Shares of Remitly Global (RELY 5.74%) finished higher Tuesday on signs that the "Big, Beautiful Bill" moving through Congress could be less burdensome than initially expected, as one Wall Street analyst pointed out, after Senate revisions to the bill.
As a result, shares of Remitly, which facilitates remittance payments, closed on Tuesday up 5.7% even as the broad market was down nearly 1%.

Image source: Remitly.
Remitly breathes a sigh of relief
According to a note from William Blair, Senate Republicans proposed "less onerous" restrictions in the tax and budget bill than investors had previously feared.
William Blair even speculated that the bill, as currently proposed, could be a tailwind for Remitly, leading to increased adoption of digital remittances. Currently, the company competes with Western Union and Moneygram, as well as more traditional methods of remittances.

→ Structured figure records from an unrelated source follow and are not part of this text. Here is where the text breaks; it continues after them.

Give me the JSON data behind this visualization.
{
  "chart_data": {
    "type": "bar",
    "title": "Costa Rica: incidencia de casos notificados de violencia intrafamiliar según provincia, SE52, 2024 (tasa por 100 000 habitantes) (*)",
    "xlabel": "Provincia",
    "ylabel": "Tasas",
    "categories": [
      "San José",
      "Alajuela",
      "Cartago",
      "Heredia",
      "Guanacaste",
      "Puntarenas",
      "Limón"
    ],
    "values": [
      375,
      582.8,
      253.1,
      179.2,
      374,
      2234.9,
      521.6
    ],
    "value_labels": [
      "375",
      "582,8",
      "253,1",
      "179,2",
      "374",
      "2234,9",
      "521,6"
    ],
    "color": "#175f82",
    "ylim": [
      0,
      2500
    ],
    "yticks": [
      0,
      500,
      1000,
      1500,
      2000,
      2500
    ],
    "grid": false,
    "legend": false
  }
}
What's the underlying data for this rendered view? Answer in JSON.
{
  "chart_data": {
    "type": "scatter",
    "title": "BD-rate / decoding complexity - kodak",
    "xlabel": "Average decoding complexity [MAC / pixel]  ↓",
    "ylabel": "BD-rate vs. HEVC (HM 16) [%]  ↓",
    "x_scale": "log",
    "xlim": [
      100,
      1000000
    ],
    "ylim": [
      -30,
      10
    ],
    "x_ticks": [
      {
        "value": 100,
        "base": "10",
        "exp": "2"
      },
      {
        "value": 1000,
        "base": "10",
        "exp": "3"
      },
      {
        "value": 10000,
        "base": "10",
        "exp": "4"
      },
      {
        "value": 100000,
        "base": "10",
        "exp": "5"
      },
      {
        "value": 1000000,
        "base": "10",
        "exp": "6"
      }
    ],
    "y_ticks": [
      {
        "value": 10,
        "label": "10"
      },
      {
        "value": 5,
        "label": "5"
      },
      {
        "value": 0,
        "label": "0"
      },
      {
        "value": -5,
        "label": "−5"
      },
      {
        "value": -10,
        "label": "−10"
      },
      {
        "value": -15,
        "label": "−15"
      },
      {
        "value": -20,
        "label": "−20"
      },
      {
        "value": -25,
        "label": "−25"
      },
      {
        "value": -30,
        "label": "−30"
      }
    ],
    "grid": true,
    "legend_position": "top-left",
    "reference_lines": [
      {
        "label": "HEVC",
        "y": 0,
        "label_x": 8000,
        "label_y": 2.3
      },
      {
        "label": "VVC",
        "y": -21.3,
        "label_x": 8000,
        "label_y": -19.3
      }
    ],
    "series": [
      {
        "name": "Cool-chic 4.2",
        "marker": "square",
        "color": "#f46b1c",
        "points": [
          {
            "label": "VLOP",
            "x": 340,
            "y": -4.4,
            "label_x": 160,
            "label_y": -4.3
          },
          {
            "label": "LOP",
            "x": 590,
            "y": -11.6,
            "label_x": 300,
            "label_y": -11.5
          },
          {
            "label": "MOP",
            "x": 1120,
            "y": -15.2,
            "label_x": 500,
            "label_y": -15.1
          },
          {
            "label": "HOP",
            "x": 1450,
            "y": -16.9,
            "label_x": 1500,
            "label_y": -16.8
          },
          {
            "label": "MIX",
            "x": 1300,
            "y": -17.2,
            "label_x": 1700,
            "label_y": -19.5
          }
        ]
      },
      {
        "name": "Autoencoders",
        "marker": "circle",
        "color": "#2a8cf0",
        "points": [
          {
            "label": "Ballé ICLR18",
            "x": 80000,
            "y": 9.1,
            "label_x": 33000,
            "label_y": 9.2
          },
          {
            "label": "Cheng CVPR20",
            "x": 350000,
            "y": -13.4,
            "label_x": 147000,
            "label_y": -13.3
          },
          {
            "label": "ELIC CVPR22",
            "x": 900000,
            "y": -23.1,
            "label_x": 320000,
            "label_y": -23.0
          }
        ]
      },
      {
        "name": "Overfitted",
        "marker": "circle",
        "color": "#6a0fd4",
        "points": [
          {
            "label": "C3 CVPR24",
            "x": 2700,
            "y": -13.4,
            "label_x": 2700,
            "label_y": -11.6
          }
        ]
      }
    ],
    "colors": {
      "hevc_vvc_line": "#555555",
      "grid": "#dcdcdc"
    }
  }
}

The bill in the House had proposed a 3.5% excise tax on remittances, which would have imposed an additional burden on immigrants sending money home and could have led them to use methods like money orders that could more easily avoid the tax.
What's next for Remitly?
Remitly investors should keep an eye on the bill, as any change in policy around remittances is likely to affect the company. Thus far, the Trump administration's crackdown on immigration doesn't seem to have had an effect on the company's business.
First-quarter results were strong, with send volume up 41% and revenue up 34%. For the full year, the company expects revenue growth of 25%-26%.
With numbers like that, Remitly is clearly gaining market share and capitalizing on the large market for remittances. If regulations don't get in the way, the company should continue to deliver steady growth.